Since TBD, opencpn has a new system for handling messages in plugins. The new
model is based on that a plugin subscribes to the messages it is interested
in rather then the old model where plugins get all messages.

The new system is the only way to handle the new NMEA2000 devices. For N0183
devices a compatiblity layer is installed which makes things work as earlier.
However, the new system can be used also for nmea0183 where it offers more
flexibility and performance.

Handling of messages consists of six steps:

1. Define the type of message to work with
2. Declare a listening object.
3. Declare an event which will carry the message.
4. Declare a method which handles the message.
5. Subscribe to this message i. e., start listening to it
6. Handle the messages as they arrives.


All in all, an example could be like this:

First, declare a listener on the class level, here with the shipdriver
plugin _ShipDriver_pi.h_ header as an example:

        class ShipDriver_pi : public opencpn_plugin_118 {
        public:
            ShipDriver_pi(void* ppimgr);
            ~ShipDriver_pi(void);
            ...
        private:
     ②      std::shared_ptr<ObservableListener> listener;
            ...

Then declare a method which handles the message, something like this:

     ④ void HandleGPGA(ObservedEvt ev) {
     ①      NMEA0183 id("GPGGA");
            std::string payload = GetN0183Payload(id, ev)
            ...

Then, in the constructor set up the listening:

         ShipDriver_pi::ShipDriver_pi(void* ppimgr)
         : opencpn_plugin_116(ppimgr)
         {
         ...
     ①   NMEA0183Id id("GPGGA");
     ③   wxDEFINE_EVENT(EVT_SHIPDRIVER, ObservedEvt);
     ⑤   listener.Listen(id.key(), EVT_SHIPDRIVER, this);
     ⑥   Bind(EVT_SHIPDRIVER [](ObservedEvt ev) { HandleGPGA(ev); });

Notes:

①:: This is the type of message we are listening to. There are similar types
    for NMEA2000 , SignalK and decoded navigation data (lat, long, etc.)
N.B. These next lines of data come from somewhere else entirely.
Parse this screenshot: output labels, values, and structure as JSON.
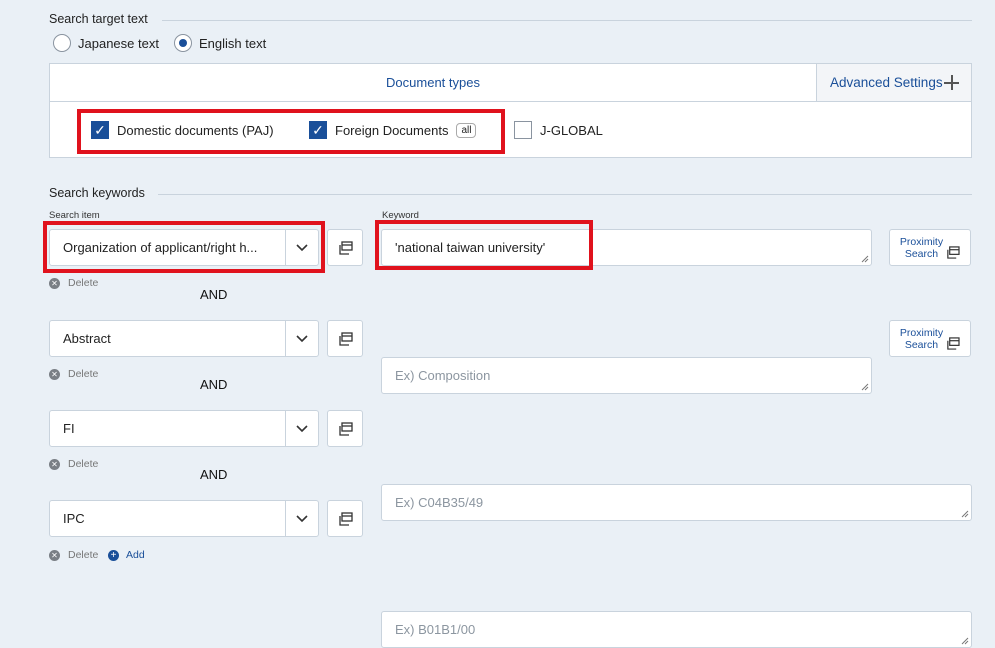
{
  "search_target": {
    "label": "Search target text",
    "options": [
      "Japanese text",
      "English text"
    ],
    "selected": "English text"
  },
  "doc_types": {
    "header": "Document types",
    "advanced_label": "Advanced Settings",
    "items": [
      {
        "label": "Domestic documents (PAJ)",
        "checked": true
      },
      {
        "label": "Foreign Documents",
        "checked": true,
        "badge": "all"
      },
      {
        "label": "J-GLOBAL",
        "checked": false
      }
    ]
  },
  "keywords": {
    "label": "Search keywords",
    "search_item_label": "Search item",
    "keyword_label": "Keyword",
    "delete_label": "Delete",
    "add_label": "Add",
    "proximity_line1": "Proximity",
    "proximity_line2": "Search",
    "connector": "AND",
    "rows": [
      {
        "item": "Organization of applicant/right h...",
        "value": "'national taiwan university'",
        "placeholder": ""
      },
      {
        "item": "Abstract",
        "value": "",
        "placeholder": "Ex) Composition"
      },
      {
        "item": "FI",
        "value": "",
        "placeholder": "Ex) C04B35/49"
      },
      {
        "item": "IPC",
        "value": "",
        "placeholder": "Ex) B01B1/00"
      }
    ]
  },
  "colors": {
    "accent": "#1a4f99",
    "highlight": "#e0121d",
    "background": "#eaf0f6"
  }
}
②:: Boiler-plate code, makes sure the listener is destroyed together with
    the plugin. It is important that the listener is declared in the class,
    a variable defined in a method will not work.

③:: This the event generated for our message which we will listen to. It should
    have an unique name, including the plugin name is a good habit. However
    the name, here _EVT_SHIPDRIVER_, could be anything.

④:: The `GetN0183Payload()` method  gets the payload of the message into the
    `payload` string. From here it can be processed as required.

⑤:: This activates the listener. From this points system sends us an
    _EVT_SHIPDRIVER_ for each received GPGGA message.

⑥:: This is the final piece in the puzzle. It defines what should happen when
    the _EVT_SHIPDRIVER_ arrives.  From this point all incoming GPGGA
    messages will land in the `HandleGPGGA()` method and be processed.


## Epilog: Using the lambda

The last step above was
`Bind(EVT_SHIPDRIVER [](wxCommandEvent ev) { HandleGPGA(ev); })`. The part
between the curly braces is actually a C++ lambda expression. There is no
need to dive into this to get something running, but it offers far larger
possibilities than to just call a function. Actually, if written like
`Bind(EVT_SHIPDRIVER [&](wxCommandEvent ev) { ... })` any code could
be written between the braces.

The interesting part here is that the `[&]` prefix makes this code "see"
anything defined in the plugin. This is a convenient way to access plugin
variables in the handler, something which otherwise is a problem.

To get the feeling one need to experiment. But then again, C++ lambdas
is a complex step which is not necessary to get something running.